Phil Jordan, Sainsbury’s CIO

Another example of how ML and AI is helping the retailer is with stock replenishment, where staff restock shelves as customers empty them.

 

“When we do replenishment in stores, we have algorithms to tell colleagues the most efficient route to walk the store. And if we can get AI and ML to play in those spaces the use cases are endless.

“For instance we helped our store managers during the pandemic by running algorithms over our data to predict staff absences by area. That really helped managers with resource scheduling.

“We were also the first supermarket to use our data to infer whether someone is elderly, disabled or vulnerable. That allowed us to protect their delivery slots during the pandemic, so we didn’t allow all the slots to be consumed and leave them without options. That work was hugely valuable.”

Phil Jordan, Sainsbury’s CIO

Automated decision-making is perfect for the retail industry, in Jordan’s opinion, and he intends to utilise the full breadth of benefits that AI and ML has to offer.

 

“We will have the opportunity to automate every decision we make on a daily basis.
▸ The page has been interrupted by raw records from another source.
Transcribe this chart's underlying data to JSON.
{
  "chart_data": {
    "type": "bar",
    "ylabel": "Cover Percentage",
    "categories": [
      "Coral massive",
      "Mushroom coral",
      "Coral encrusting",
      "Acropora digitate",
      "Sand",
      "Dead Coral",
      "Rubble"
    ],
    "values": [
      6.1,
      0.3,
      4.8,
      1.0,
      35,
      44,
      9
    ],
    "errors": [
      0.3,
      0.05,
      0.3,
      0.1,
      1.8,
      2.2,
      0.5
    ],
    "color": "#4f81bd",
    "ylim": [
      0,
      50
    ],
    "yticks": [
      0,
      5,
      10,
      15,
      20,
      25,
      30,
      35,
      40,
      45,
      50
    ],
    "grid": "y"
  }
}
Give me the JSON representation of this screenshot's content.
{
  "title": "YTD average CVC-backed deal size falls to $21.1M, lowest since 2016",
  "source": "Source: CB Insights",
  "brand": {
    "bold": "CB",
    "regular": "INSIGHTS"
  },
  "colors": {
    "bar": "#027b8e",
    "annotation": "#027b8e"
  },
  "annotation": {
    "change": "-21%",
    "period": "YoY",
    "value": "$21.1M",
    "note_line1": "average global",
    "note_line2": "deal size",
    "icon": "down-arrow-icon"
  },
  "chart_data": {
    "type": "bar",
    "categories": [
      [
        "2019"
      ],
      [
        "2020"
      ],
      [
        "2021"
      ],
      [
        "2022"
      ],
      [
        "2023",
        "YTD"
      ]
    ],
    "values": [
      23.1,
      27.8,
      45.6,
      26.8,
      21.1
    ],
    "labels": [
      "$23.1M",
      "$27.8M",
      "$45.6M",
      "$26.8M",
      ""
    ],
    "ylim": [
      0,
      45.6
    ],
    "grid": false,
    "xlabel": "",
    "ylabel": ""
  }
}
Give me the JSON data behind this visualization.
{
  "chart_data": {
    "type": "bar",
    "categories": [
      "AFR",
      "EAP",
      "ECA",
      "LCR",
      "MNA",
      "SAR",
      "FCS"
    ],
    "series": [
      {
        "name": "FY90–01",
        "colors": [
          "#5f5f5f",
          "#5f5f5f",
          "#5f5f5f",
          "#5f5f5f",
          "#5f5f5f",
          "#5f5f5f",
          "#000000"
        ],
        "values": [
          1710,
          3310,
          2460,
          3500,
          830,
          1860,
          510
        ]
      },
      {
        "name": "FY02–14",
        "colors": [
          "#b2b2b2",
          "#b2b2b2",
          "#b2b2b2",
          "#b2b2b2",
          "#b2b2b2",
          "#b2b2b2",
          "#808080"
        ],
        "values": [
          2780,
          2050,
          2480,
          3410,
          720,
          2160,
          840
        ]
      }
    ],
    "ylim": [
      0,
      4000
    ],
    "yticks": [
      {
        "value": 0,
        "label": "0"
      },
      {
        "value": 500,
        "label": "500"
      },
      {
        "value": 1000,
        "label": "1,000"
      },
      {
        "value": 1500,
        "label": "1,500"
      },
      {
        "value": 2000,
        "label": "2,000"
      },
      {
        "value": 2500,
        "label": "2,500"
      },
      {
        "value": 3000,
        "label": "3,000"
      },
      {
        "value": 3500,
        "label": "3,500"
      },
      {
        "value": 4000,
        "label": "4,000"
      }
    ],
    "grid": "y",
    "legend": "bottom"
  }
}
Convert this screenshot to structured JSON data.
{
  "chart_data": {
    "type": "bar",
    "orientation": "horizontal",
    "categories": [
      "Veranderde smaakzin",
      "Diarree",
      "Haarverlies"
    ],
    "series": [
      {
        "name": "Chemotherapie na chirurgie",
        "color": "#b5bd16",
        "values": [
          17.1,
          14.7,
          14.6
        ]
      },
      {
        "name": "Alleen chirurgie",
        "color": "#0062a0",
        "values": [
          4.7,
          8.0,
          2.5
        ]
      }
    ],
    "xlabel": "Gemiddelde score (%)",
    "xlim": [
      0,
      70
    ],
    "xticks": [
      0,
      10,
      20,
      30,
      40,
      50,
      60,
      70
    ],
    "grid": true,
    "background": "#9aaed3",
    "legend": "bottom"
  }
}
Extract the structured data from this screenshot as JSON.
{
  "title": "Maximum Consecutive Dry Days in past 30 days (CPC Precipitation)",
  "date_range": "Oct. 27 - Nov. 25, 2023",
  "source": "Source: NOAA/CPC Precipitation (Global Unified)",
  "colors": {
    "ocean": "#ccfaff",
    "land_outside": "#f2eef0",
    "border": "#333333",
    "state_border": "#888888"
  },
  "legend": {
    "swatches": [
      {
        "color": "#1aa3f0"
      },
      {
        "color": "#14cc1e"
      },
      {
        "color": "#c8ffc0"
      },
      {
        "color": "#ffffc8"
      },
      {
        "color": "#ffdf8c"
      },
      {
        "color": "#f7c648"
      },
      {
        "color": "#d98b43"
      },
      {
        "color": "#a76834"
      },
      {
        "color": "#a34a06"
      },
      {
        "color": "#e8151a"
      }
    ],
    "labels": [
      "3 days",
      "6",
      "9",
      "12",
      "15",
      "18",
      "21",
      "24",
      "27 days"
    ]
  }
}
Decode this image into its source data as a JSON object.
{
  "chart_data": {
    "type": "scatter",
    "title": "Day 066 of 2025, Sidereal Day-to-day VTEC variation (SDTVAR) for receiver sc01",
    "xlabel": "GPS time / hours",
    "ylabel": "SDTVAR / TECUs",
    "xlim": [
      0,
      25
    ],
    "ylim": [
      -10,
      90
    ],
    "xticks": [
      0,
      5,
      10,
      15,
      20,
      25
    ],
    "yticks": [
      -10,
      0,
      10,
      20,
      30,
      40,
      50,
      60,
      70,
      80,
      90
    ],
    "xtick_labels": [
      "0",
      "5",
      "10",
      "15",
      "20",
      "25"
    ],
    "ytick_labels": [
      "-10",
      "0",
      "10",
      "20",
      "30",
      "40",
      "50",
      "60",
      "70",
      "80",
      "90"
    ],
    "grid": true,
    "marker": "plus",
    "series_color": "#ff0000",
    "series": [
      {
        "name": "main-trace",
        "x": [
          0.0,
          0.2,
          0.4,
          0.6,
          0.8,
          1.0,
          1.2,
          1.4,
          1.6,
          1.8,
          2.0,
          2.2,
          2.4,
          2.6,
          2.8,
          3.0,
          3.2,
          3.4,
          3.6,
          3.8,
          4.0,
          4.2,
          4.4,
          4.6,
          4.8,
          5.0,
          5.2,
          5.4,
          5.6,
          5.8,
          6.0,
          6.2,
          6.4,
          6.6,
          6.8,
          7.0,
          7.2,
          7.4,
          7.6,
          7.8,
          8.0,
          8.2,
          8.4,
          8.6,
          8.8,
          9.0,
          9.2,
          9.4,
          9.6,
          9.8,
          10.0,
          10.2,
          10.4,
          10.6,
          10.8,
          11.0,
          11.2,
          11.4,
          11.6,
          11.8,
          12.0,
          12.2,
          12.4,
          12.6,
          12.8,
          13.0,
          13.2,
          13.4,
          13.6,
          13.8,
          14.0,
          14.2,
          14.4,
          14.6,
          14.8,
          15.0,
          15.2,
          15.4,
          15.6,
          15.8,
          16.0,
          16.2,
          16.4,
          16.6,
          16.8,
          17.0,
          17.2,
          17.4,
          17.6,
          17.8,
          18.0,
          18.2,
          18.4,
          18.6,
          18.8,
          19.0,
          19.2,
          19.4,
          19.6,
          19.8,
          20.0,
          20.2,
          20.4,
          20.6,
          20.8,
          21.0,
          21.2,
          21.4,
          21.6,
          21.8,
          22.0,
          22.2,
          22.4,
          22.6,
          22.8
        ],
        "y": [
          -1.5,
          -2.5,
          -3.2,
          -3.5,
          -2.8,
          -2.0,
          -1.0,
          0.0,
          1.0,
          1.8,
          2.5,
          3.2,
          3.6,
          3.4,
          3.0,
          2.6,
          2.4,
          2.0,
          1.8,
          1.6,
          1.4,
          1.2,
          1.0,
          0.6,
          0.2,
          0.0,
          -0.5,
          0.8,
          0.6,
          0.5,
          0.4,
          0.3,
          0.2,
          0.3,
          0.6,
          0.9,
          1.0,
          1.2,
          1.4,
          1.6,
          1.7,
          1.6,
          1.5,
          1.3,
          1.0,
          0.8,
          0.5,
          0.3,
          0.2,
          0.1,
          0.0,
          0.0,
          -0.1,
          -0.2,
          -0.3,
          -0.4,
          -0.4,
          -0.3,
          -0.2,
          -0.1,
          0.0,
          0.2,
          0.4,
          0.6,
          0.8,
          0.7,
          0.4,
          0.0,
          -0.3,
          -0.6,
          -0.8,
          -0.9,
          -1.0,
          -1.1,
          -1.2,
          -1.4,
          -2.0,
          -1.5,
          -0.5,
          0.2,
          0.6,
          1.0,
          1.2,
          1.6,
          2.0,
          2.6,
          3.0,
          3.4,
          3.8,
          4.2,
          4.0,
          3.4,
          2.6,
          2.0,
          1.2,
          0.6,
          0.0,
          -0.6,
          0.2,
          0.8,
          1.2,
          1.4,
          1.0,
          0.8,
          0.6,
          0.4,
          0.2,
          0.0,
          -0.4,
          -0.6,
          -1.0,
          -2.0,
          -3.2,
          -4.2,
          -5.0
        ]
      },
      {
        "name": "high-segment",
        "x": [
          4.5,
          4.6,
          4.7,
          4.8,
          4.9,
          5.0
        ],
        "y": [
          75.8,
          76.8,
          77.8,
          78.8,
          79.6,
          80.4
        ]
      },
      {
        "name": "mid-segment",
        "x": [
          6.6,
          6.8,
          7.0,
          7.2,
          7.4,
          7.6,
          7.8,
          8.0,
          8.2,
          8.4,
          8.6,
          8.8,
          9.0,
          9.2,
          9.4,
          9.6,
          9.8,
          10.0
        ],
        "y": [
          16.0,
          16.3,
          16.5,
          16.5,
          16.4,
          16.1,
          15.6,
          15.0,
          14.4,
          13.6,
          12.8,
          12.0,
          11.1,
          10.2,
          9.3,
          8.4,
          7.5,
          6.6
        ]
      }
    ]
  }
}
That’s because it’s an intensely transactional business, so it’s perfect for analytics and re-engineered decisions. All of our pricing, the way we look at other retailers, the way we do picking, in all these areas if we can bring much richer data set to the decision-making process we will create massive value. That will work both for driving the business’ top line and taking cost out. It’s a very highly repetitive, highly intensive business, so it’s a strong use case.”

Phil Jordan, Sainsbury’s CIO

This doesn’t mean that every aspect of the business will be fully automated – recruitment and personalisation is still very much a job for humans.

“We’re very conscious of personalisation and of course of privacy and ethics, so anything needing ethical judgement we wouldn’t leave to a machine. It’s the same when it comes to people; there are lots of things we can do to help with great people management, and that’s still a human activity. What we’re trying to do is to put great tools in the hands of great people.

“We also largely keep automation out of recruitment. We’re still very much reliant, even when moving quickly as we are now, on the judgement of people. So we don’t tend to use AI in that regard.”

Phil Jordan, Sainsbury’s CIO

Previously, Jordan had stated it was harder than ever to recruit for IT.